Really, at this point I think Chrome/Blink should be spun out as a separate entity. It could be set up as a model similar to that of ARM, or perhaps a non-profit of some kind. Either way, Blink needs to be separated from overwhelming corporate influence.
> I think Chrome/Blink should be spun out as a separate entity
Dear god, no, please.
The Chrome team is a treasure of immense value to the world. They are the only major software team in the world where my bug reports have been triaged and fixed. Again and again and again, and usually very quickly too. Ocassionally I would find some hellish obscure corner case of a bug, ignore it, and it would still get fixed even without my reporting it: the team is just unbelievably effective! I wished Google were not selling advertising, but the downsides for Chrome have been fairly limited. The fact that they have given the source code to Chromium away for free is just plain astonishing. I am blown away by how good Google has been as a custodian of something that is used by so many in the world: it has been a fair gift to us all with surprisingly few caveats.
If you don’t like Google’s guardianship then use a derivative browser, even Microsoft Edge!
Split off Chromium and it would likely turn to shit. How many times have I seen browser vendors go down the path of evil? How many times have I seen important software get sold, and the product focus shift to something execrable?
On browsers: the Safari team is a black hole for bug reports, with a browser full of broken or non-compliant functionality… IndexedDB is just one of many similar symptoms. Firefox has the right social goals, but it hasn’t been delivering guru level engineering, but instead Firefox is continually chasing useless queer features (similar to many other now dead products in the world).
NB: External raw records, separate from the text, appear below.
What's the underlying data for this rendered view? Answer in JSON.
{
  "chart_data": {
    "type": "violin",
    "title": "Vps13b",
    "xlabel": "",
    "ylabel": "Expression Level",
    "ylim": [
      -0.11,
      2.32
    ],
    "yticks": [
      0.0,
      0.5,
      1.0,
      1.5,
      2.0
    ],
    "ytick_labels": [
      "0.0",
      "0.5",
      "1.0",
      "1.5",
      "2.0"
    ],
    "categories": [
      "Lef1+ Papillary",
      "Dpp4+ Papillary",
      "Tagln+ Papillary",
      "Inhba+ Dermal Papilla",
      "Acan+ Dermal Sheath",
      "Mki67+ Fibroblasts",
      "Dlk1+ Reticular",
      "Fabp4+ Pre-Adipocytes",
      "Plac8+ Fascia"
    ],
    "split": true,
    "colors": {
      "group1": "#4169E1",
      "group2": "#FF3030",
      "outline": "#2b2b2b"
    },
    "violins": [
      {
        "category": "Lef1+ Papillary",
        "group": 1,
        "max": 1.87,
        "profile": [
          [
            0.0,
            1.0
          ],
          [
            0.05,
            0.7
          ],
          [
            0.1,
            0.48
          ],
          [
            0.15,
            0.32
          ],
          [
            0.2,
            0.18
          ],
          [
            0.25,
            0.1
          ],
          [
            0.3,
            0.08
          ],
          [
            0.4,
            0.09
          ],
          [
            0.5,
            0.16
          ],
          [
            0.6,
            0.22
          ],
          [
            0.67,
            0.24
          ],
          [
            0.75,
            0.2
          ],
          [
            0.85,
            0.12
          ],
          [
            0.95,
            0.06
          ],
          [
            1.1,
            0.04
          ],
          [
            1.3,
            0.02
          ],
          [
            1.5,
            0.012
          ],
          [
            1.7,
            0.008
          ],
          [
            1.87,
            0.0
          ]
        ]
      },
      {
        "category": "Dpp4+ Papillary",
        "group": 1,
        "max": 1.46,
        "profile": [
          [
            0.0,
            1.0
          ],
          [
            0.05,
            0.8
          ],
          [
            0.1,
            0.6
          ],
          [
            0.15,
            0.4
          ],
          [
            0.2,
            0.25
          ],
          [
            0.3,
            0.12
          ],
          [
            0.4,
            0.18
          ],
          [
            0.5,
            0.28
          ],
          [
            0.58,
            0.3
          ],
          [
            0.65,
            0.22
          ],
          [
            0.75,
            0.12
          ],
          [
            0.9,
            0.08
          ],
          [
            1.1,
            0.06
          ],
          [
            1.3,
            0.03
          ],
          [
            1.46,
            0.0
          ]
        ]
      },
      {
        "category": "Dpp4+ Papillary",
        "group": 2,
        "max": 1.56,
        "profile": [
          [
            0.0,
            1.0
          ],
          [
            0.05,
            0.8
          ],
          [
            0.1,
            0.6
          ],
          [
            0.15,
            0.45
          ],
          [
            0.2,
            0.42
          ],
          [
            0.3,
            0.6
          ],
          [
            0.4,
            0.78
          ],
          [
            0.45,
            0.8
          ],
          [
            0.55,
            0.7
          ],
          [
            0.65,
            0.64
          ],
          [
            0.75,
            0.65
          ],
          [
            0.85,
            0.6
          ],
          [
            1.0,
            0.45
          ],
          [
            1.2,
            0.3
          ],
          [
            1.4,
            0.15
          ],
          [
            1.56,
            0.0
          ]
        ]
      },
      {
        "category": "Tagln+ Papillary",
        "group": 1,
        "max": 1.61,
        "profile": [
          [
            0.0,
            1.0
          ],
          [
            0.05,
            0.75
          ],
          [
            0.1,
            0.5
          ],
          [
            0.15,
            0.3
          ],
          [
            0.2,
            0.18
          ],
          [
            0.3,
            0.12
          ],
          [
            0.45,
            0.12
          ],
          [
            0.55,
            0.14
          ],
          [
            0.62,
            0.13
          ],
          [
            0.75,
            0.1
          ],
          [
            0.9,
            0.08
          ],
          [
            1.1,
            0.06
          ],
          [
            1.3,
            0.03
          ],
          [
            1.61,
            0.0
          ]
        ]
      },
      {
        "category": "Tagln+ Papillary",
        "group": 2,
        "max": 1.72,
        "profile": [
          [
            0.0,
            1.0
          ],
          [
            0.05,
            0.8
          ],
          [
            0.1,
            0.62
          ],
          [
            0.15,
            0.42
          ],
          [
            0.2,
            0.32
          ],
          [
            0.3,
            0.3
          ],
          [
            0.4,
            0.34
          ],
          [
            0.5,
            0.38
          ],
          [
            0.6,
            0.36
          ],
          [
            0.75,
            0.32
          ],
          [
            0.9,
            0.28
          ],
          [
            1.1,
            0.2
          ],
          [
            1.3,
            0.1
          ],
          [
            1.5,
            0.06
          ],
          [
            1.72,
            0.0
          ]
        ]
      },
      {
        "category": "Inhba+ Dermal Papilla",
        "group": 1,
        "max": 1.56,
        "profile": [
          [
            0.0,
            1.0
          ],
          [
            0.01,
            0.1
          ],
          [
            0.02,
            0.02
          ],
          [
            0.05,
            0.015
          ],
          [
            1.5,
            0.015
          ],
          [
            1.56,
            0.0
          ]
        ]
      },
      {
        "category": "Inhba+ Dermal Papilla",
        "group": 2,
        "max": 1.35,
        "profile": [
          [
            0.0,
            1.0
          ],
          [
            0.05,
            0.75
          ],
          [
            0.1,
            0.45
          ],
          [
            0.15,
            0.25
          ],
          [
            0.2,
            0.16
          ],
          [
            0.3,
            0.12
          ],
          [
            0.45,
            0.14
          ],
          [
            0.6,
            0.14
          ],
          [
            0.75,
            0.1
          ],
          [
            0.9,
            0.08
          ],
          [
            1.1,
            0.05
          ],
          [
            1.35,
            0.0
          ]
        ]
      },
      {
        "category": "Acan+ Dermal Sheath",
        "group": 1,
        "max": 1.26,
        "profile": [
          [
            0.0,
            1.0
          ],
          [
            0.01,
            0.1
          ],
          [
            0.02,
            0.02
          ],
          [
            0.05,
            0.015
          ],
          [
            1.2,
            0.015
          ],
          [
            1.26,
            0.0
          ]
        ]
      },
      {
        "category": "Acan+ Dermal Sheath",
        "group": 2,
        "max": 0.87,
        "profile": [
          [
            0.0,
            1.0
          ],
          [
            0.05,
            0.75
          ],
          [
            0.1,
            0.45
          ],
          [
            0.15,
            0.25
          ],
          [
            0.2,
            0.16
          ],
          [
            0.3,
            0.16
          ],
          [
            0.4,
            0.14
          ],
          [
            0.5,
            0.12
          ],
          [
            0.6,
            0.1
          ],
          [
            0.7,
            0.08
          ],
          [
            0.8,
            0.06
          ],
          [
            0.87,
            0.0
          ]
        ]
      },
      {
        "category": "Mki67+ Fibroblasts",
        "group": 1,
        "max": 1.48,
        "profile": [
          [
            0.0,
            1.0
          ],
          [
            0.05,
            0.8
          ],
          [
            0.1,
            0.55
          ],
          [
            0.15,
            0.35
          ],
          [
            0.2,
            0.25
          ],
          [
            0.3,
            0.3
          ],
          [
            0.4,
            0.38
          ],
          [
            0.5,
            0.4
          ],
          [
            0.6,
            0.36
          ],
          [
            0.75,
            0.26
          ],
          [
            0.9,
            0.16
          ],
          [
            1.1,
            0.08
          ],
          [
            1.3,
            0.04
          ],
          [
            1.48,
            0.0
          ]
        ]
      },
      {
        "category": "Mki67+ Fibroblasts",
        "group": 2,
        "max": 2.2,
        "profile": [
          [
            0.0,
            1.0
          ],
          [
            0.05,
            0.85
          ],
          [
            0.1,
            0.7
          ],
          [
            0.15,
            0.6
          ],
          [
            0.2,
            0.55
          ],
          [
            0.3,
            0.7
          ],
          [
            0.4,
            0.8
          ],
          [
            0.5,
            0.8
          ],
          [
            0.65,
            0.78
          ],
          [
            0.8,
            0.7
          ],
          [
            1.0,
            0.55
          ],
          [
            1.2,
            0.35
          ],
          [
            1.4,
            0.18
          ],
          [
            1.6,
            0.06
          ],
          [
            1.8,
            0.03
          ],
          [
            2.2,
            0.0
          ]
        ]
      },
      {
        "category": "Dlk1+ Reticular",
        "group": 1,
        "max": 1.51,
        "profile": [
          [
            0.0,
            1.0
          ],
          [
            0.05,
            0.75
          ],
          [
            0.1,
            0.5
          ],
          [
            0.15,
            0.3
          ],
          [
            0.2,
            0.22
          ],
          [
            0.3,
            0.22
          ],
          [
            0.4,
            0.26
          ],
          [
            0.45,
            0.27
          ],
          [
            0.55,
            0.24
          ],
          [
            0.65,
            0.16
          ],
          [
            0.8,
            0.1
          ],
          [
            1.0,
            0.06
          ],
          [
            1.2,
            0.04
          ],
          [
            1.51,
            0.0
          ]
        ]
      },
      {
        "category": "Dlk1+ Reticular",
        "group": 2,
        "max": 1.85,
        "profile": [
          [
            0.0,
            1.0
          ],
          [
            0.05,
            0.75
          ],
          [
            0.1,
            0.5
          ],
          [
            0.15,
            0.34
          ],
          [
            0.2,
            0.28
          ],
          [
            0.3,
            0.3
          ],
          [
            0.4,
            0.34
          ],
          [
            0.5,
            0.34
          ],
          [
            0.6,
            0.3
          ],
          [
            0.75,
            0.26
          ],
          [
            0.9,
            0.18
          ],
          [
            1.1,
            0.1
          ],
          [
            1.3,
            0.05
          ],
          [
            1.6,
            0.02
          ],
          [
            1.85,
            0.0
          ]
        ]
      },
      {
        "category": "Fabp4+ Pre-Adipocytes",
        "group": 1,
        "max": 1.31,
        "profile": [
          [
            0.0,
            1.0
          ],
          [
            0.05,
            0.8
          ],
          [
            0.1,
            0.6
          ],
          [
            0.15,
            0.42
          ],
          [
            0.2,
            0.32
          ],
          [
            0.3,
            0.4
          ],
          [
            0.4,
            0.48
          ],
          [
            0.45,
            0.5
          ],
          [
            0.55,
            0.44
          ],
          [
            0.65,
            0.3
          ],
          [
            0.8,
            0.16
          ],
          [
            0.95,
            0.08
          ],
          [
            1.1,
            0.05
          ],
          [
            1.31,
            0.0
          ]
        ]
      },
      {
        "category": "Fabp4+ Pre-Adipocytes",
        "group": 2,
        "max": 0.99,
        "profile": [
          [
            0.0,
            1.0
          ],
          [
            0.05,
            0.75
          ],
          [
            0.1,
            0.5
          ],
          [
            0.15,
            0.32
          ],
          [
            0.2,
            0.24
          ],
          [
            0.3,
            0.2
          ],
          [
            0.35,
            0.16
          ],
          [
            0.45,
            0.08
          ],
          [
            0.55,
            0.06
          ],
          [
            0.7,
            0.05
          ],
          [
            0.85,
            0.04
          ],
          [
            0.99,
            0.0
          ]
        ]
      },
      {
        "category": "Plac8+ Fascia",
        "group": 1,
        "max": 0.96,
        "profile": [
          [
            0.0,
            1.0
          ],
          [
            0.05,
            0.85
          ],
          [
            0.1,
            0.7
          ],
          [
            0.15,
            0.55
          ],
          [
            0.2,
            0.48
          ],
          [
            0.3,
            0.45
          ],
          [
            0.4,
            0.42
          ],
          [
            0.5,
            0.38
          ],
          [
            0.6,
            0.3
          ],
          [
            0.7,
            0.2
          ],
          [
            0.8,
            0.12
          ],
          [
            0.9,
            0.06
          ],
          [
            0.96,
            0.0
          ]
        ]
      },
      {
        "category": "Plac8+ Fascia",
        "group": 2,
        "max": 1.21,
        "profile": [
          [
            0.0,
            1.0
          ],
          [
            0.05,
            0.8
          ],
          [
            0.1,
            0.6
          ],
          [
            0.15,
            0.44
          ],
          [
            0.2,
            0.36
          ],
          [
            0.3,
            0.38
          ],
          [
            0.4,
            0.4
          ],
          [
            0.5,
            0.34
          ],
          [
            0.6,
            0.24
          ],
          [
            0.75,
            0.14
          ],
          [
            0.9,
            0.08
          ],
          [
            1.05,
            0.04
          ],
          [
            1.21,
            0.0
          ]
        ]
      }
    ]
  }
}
The Microsoft Edge team did fix one bug report for me once, but I just happened to report it while they were developing the feature, and I had test cases showing the feature working in Firefox and Chrome. I still have trauma from Microsoft IE6+ (although it was a competitive edge for my business that I could usually make it work, albeit at the cost of years of my life devoted to creating IE workarounds).
Edge adopted chromium because microsoft could not compete with their monopoly power to enforce web standards as “however it is implemented in chrome”. If chrome ships a feature, there 80-90% market share means that every other chromium browser has to ship it or they’re “broken” and people switch to chrome.
if the other chromium wrappers have a seat at the table, that isn’t the table that makes the decisions.
Apple's iOS browser monopoly is literally the only thing preventing Google from having a near total monopoly on web standards.